Together with Dr Dorothy Cashman (independent scholar) and Dr Michelle Share (Trinity College Dublin), he is co-founder and editor of the European Journal of Food, Drink, and Society. The journal aims to stimulate debate and progress research on the study of food and drink at global and local levels.The first edition of the journal was published in early 2021.

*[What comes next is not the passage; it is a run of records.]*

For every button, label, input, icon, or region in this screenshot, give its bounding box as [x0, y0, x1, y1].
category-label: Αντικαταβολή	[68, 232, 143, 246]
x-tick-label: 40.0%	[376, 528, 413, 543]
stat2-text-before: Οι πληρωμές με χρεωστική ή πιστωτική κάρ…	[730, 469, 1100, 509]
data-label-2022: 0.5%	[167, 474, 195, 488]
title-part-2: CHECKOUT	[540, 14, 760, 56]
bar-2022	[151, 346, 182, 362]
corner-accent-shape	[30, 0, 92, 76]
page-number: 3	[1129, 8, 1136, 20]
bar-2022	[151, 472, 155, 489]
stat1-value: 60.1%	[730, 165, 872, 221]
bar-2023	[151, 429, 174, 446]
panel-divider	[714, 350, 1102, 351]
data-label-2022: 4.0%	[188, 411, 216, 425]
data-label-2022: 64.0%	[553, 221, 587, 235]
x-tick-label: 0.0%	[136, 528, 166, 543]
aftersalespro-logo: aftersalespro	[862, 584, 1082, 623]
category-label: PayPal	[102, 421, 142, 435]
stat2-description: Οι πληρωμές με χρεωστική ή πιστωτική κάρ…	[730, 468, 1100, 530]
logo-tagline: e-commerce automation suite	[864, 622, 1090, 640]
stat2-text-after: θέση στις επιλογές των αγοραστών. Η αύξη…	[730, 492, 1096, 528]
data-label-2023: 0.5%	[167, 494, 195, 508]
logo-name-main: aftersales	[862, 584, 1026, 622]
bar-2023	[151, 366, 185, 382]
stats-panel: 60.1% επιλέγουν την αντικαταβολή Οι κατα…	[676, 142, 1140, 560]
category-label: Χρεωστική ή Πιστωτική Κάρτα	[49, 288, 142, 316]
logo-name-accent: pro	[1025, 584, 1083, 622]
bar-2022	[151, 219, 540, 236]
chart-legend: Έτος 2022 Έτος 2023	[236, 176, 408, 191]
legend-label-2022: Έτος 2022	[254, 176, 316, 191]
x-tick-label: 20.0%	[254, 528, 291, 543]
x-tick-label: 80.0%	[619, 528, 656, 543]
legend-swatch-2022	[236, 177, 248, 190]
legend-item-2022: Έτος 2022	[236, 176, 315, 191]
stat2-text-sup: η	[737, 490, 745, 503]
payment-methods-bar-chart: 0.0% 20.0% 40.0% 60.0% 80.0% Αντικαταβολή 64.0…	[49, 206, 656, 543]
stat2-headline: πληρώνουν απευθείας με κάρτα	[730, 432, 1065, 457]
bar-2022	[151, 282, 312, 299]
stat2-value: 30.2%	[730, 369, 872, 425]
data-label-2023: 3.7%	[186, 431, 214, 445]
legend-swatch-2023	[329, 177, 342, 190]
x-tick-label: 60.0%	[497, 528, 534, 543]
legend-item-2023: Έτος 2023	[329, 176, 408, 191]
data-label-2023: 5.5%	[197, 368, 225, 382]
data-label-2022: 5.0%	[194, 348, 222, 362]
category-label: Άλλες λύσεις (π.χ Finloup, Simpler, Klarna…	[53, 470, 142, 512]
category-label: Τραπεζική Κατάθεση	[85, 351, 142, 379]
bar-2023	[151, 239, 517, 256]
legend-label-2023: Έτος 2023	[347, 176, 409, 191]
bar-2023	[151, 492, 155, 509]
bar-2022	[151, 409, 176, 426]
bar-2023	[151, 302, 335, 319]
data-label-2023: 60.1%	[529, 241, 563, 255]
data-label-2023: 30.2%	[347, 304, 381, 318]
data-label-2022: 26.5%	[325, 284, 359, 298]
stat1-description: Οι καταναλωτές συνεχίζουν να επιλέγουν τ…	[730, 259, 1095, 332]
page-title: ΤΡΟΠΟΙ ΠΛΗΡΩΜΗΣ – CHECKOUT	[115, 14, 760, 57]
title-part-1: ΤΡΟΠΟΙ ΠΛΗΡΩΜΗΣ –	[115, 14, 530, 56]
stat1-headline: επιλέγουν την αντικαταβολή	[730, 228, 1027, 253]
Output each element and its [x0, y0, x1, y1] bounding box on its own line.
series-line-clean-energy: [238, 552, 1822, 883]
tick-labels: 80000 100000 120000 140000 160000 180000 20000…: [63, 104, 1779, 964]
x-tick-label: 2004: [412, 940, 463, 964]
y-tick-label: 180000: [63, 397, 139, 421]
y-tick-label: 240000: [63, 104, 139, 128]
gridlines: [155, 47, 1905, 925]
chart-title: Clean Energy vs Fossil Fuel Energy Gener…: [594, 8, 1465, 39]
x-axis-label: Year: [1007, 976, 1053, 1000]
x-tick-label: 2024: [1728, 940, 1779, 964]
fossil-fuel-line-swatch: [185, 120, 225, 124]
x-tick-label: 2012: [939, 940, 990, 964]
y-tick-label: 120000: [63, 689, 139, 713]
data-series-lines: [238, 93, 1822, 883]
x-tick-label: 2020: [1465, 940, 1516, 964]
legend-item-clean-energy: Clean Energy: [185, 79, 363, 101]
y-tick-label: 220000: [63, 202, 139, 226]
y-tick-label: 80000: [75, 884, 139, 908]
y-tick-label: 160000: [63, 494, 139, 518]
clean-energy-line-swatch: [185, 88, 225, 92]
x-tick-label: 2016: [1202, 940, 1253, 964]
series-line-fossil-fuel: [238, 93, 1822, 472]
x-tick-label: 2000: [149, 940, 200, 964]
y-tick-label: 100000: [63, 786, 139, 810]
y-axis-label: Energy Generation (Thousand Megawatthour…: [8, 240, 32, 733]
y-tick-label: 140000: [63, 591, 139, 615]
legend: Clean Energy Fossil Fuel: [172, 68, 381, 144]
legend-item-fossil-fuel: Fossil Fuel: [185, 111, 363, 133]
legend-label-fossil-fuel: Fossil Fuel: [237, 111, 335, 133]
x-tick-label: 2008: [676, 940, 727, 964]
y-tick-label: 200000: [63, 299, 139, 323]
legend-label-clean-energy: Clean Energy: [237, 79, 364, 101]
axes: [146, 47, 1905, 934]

In December 2021, the Irish Research Council awarded Dr Máirtín Mac Con Iomaire a Research Ally Prize as part of the IRC Researcher of the Year 2021 awards. This new national award category, the Research Ally Prizes celebrate the role of supervisors, mentors, and research officers in supporting and sustaining the Irish research community, and how they help to foster a positive academic culture based on equality, inclusivity, and respect.

==Oxford==
Mac Con Iomaire is a regular contributor at the Oxford Symposium on Food and Cookery and in 2010 designed and produced the Gala Irish Banquet along with Pádraig Óg Gallagher, Pauline Danaher, and Dave Power for over two hundred of the world's leading chefs, food writers, culinary historians, academics, scientists, and general foodies.

== Publications ==

=== Books ===

- Mac Con Iomaire, M. and Maher, E., eds. (2014). Tickling the Palate: Gastronomy in Irish Literature and Culture. Oxford: Peter Lang. ISBN 978-3034317696

=== Articles ===

- Mac Con Iomaire, M. (2018). 'Recognizing food as part of Ireland’s intangible cultural heritage'. Folk Life, 56 (2), pp. 93–115. DOI: 10.1080/04308778.2018.1502402
- Healy, J.J. and Máírtín Mac Con Iomaire, M. (2018). 'Calculating restaurant failure rates using longitudinal census data'. Journal of Culinary Science & Technology. DOI: 10.1080/15428052.2018.1459999
- Keating, M. and Mac Con Iomaire, M. (2018). 'Tradition and novelty: food representations in Irish Women’s magazines 1922–73'. Food, Culture & Society 21 (4), pp. 488–504. DOI: 10.1080/15528014.2018.1480642
- Allen, H. and Mac Con Iomaire, M. (2017). 'Secrets of a Head Chef: Exploring Factors Influencing Success in Irish Kitchens'. Journal of Culinary Science & Technology 15 (3), pp. 187–222. DOI: 10.1080/15428052.2016.1225538
- Mac Con Iomaire, M. (2016). 'Food on the Edge: The future of food is a sustainable future'. Research in Hospitality Management, 6 (1), pp. 107–111. DOI: 10.2989/RHM.2016.6.1.15.1303
- Allen, H. and Mac Con Iomaire, M. (2016). '"Against all odds”: Head chefs profiled'. Journal of Culinary Science & Technology 14 (2), pp. 107–135. DOI: 10.1080/15428052.2015.1080645
- Mac Con Iomaire, M. (2011). 'The Changing Geography and Fortunes of Dublin's Haute Cuisine Restaurants, 1958–2008'. Food, Culture & Society 14 (4), pp. 525–545, DOI: 10.2752/175174411X13088262162631
- Mac Con Iomaire, M. and Óg Gallagher, P. (2011). 'Irish Corned Beef: A Culinary History'. Journal of Culinary Science & Technology 9 (1), pp. 27–43, DOI: 10.1080/15428052.2011.558464
- Mac Con Iomaire, M. and Óg Gallagher, P. (2009). 'The Potato in Irish Cuisine and Culture'. Journal of Culinary Science & Technology 7 (2-3), pp. 152–167. DOI: 10.1080/15428050903313457
- Mac Con Iomaire, M. (2008). 'Understanding the Heat—Mentoring: A Model for Nurturing Culinary Talent'. Journal of Culinary Science & Technology, 6 (1), pp. 43–62. DOI: 10.1080/15428050701884196

==Sports==
Mac Con Iomaire is also a keen sportsman and coach of juvenile camogie and ladies' football teams at the Na Fianna GAA club in Glasnevin where his daughters play.